Insulting Former Kazakh President Nazarbaev Set To Be Decriminalized

A monument to former President Nursultan Nazerbaev lies demolished amid mass protests in Taldykurgan, Kazakhstan, on January 5, 2022.

ASTANA -- Lawmakers in Kazakhstan are poised to scrap an article in the Criminal Code that envisions prosecution for insulting former President Nursultan Nazarbaev as President Qasym-Zhomart Toqaev continues to distance himself from his predecessor.

Kazakh lawmaker Snezhanna Imasheva said on June 1 that Criminal Code Article 373, according to which the public insulting or any other encroachment of the "honor and dignity" of the first president of Kazakhstan, can be punishable by up to five years in prison, will be canceled. The Justice Ministry later confirmed Imasheva's statement.
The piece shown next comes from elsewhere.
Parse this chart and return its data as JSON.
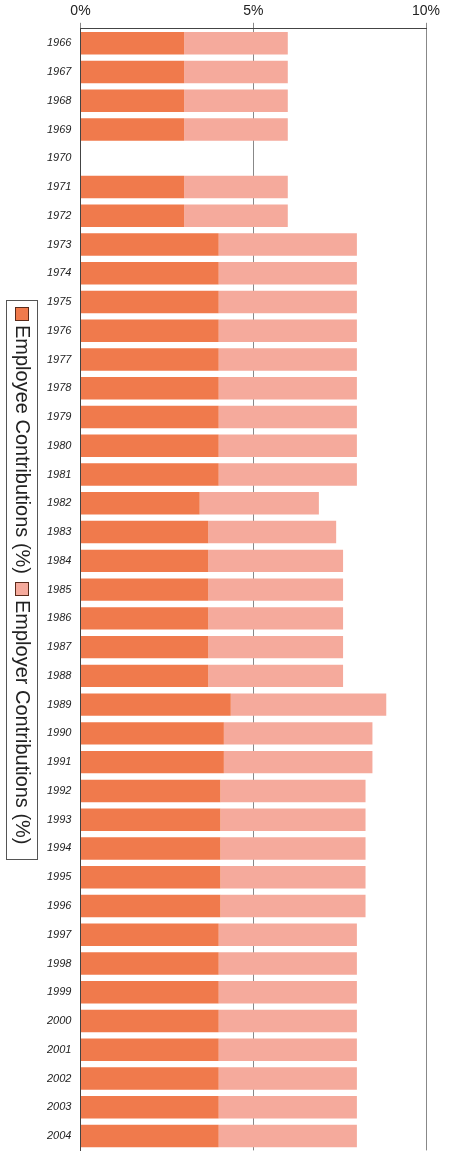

Toqaev has made a series of moves since January 2022 to push Nazarbaev, who ruled the tightly controlled former Soviet republic with an iron fist for almost three decades, further into the background following his resignation in 2019.

Though he officially stepped down as president, Nazarbaev retained sweeping powers as the head of the country's powerful Security Council. He also enjoyed substantial powers by holding the title of "elbasy."

The announcement on deleting Article 373 comes more than four months after Kazakh lawmakers annulled the Law on the First President -- the Leader of the Nation (Elbasy).

Although the law was canceled, Nazarbaev himself continues to have immunity from prosecution in accordance with the law on presidents.

Even after Nazarbaev's resignation, many Kazakhs remained bitter over the oppression felt during his reign.

Those feelings came to a head in January last year when unprecedented antigovernment nationwide protests were sparked by a fuel price hike.

The demonstrations unexpectedly exploded into deadly countrywide unrest over perceived corruption under the Nazarbaev regime and the cronyism that allowed his family and close friends to enrich themselves while ordinary citizens failed to share in the oil-rich nation's wealth.

Toqaev subsequently stripped Nazarbaev of his Security Council role, taking it over himself. Since then, several of Nazarbaev’s relatives and allies have been pushed out of their positions or resigned. Some have been arrested on corruption charges, of whom some were handed prison terms.